Type of claim you should use in your thesis statement depends on your audience, overall approach to a topic, knowledge of the topic etc.
Constructing a thesis
To construct a strong thesis statement you should:
- Analyze primary sources – look for tension, ambiguity, controversy or other complications regarding the essay topic
- Write down your ideas – you can either write down entire thesis statement or you can list useful info you come across while completing the step above. Use info you wrote as guidelines to create a powerful thesis statement
- Keep thesis prominent in the introduction – it shouldn’t be strategically placed at the end of the introductory paragraph
- Anticipate counterarguments – once you come up with your thesis think about what the essay reader(s) could say against it, in case they don’t agree. Then, refine the thesis in order to strengthen your argument.
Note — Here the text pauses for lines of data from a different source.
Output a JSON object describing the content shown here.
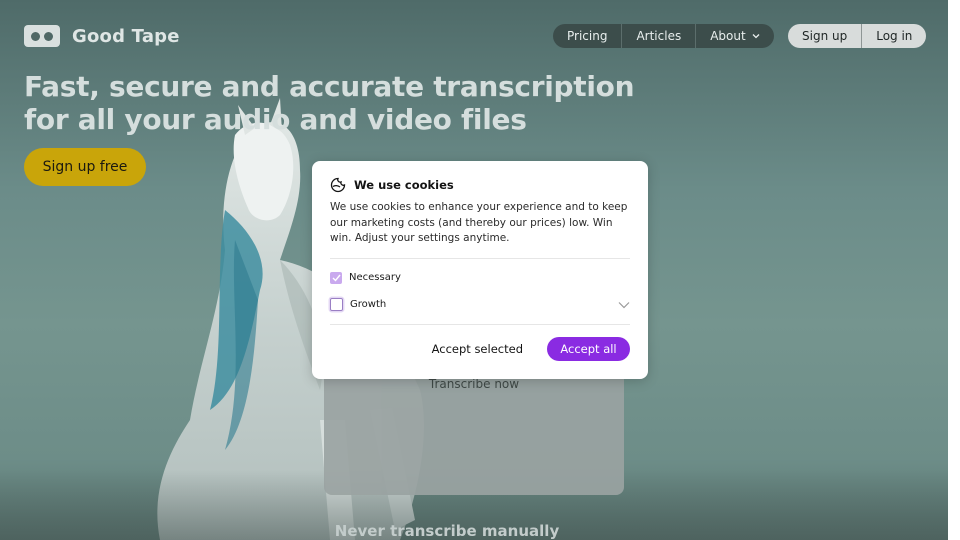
{
  "header": {
    "logo_text": "Good Tape",
    "nav": [
      {
        "label": "Pricing"
      },
      {
        "label": "Articles"
      },
      {
        "label": "About"
      }
    ],
    "auth": {
      "signup_label": "Sign up",
      "login_label": "Log in"
    }
  },
  "hero": {
    "title_line1": "Fast, secure and accurate transcription",
    "title_line2": "for all your audio and video files",
    "cta_label": "Sign up free"
  },
  "upload": {
    "transcribe_label": "Transcribe now"
  },
  "section": {
    "next_heading": "Never transcribe manually"
  },
  "cookie": {
    "title": "We use cookies",
    "description": "We use cookies to enhance your experience and to keep our marketing costs (and thereby our prices) low. Win win. Adjust your settings anytime.",
    "options": [
      {
        "label": "Necessary",
        "checked": true
      },
      {
        "label": "Growth",
        "checked": false
      }
    ],
    "accept_selected_label": "Accept selected",
    "accept_all_label": "Accept all"
  },
  "colors": {
    "accent": "#8a2be2",
    "cta_yellow": "#c9a50a",
    "background": "#6b8c89"
  }
}
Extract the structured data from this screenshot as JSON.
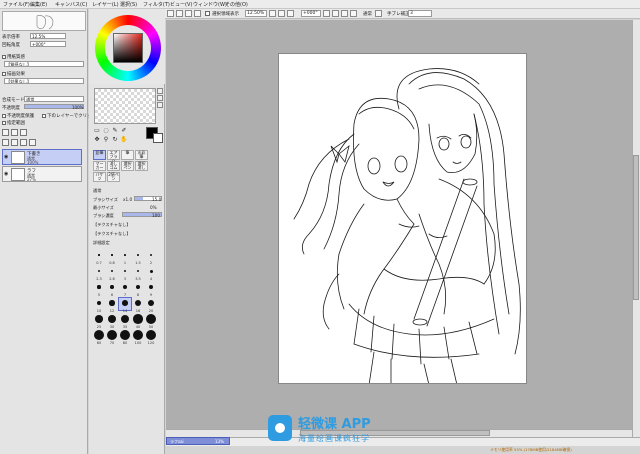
{
  "menu": {
    "items": [
      "ファイル(F)",
      "編集(E)",
      "キャンバス(C)",
      "レイヤー(L)",
      "選択(S)",
      "フィルタ(T)",
      "ビュー(V)",
      "ウィンドウ(W)",
      "その他(O)"
    ]
  },
  "toolbar": {
    "selection_label": "選択領域表示",
    "zoom_value": "12.50%",
    "rotation_value": "+000°",
    "blend_mode_label": "通常",
    "stabilizer_label": "手ブレ補正",
    "stabilizer_value": "3"
  },
  "navigator": {
    "zoom_label": "表示倍率",
    "zoom_value": "12.5%",
    "angle_label": "回転角度",
    "angle_value": "+000°"
  },
  "paper": {
    "texture_title": "用紙質感",
    "texture_value": "【質感なし】",
    "effect_title": "描画効果",
    "effect_value": "【効果なし】"
  },
  "layer_props": {
    "mode_label": "合成モード",
    "mode_value": "通常",
    "opacity_label": "不透明度",
    "opacity_value": "100%",
    "preserve_label": "不透明度保護",
    "clip_label": "下のレイヤーでクリッピング",
    "ref_label": "指定範囲"
  },
  "layers": [
    {
      "name": "下書き",
      "mode": "通常",
      "opacity": "100%",
      "selected": true
    },
    {
      "name": "ラフ",
      "mode": "通常",
      "opacity": "27%",
      "selected": false
    }
  ],
  "tools": {
    "labels": [
      "鉛筆",
      "エアブラシ",
      "筆",
      "水彩筆",
      "マーカー",
      "消しゴム",
      "選択ペン",
      "選択消し",
      "バケツ",
      "2値ペン"
    ]
  },
  "brush": {
    "blend_mode": "通常",
    "size_label": "ブラシサイズ",
    "size_multiplier": "x1.0",
    "size_value": "15.0",
    "min_size_label": "最小サイズ",
    "min_size_value": "0%",
    "density_label": "ブラシ濃度",
    "density_value": "100",
    "shape_label": "【テクスチャなし】",
    "texture_label": "【テクスチャなし】",
    "detail_label": "詳細設定",
    "sizes": [
      "0.7",
      "0.8",
      "1",
      "1.5",
      "2",
      "2.3",
      "2.6",
      "3",
      "3.5",
      "4",
      "5",
      "6",
      "7",
      "8",
      "9",
      "10",
      "12",
      "14",
      "16",
      "20",
      "25",
      "30",
      "35",
      "40",
      "50",
      "60",
      "70",
      "80",
      "100",
      "120",
      "160",
      "200",
      "250",
      "300",
      "350",
      "400",
      "500"
    ],
    "selected_size": "14",
    "size_progress": 0.3,
    "density_progress": 1.0
  },
  "document": {
    "name": "ラフsai",
    "zoom": "13%"
  },
  "status": {
    "info": "メモリ使用率 53% (178MB使用/2184MB確保)"
  },
  "watermark": {
    "title": "轻微课 APP",
    "subtitle": "海量绘画课疯狂学"
  },
  "colors": {
    "accent": "#c5cff5",
    "accent_border": "#5d6fc8",
    "watermark_blue": "#2f9be0",
    "fg_color": "#000000",
    "bg_color": "#ffffff"
  }
}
Remember, it should make people wonder and debate.
How to create thesis statement when topic is assigned
In most cases your professor or client will assign you a certain topic that you should analyze. Here, you have to divide the assignment into a specific question that you’d like to discuss throughout the essay. Let’s say your assignment is “Write a report to the local school board explaining potential benefits of using multimedia approach in third-grade class.”
Then, choose one or two questions your essay will answer such as: What are the potential benefits of using multimedia approach in third-grade class?
The answer to your question is your thesis statement.
How to create a thesis statement when the topic is not assigned
Sometimes you won’t have a specific essay topic or title and you’ll have to come up with your work, its course and argument, etc. or maybe you’ll get a title but it doesn’t ask some specific question that you could use to come up with thesis statement. When this happens, your job is to come up with the question yourself. Ideally, you should take on a subject of thesis statement that some people would agree with while others would disagree with. When the topic isn’t assigned (or there’s no question you should discuss) you can also follow the rules from constructing a thesis section.
The thesis statement should not be
- A question
- A list
- Vague, combative or confrontational
- Basic and general.
How do I know my thesis statement is strong?
I always ask myself that question and it used to torment me. I would constantly think about the thesis statement and whether I constructed it properly even after I submitted my paper to the client. But, to prevent frustrations that come with obsessing over this problem, when you’re done with the thesis ask yourself the following questions:
- Do I answer the essay question?
- Have I taken the question that others might oppose or challenge?
- Is my thesis specific enough?
- Would my thesis pass the “So what” test? (if you believe a reader would ask himself or herself “So what?” after reading your thesis, then you have to clarify)
- Does my essay support my thesis specifically and without wandering?
- Is my thesis too general?
The thesis statement should aim to provide a brief insight into your essay while still making people debate and take sides. Follow tips from this article to create a strong thesis and demonstrate your knowledge of the specific subject and academic writing skills.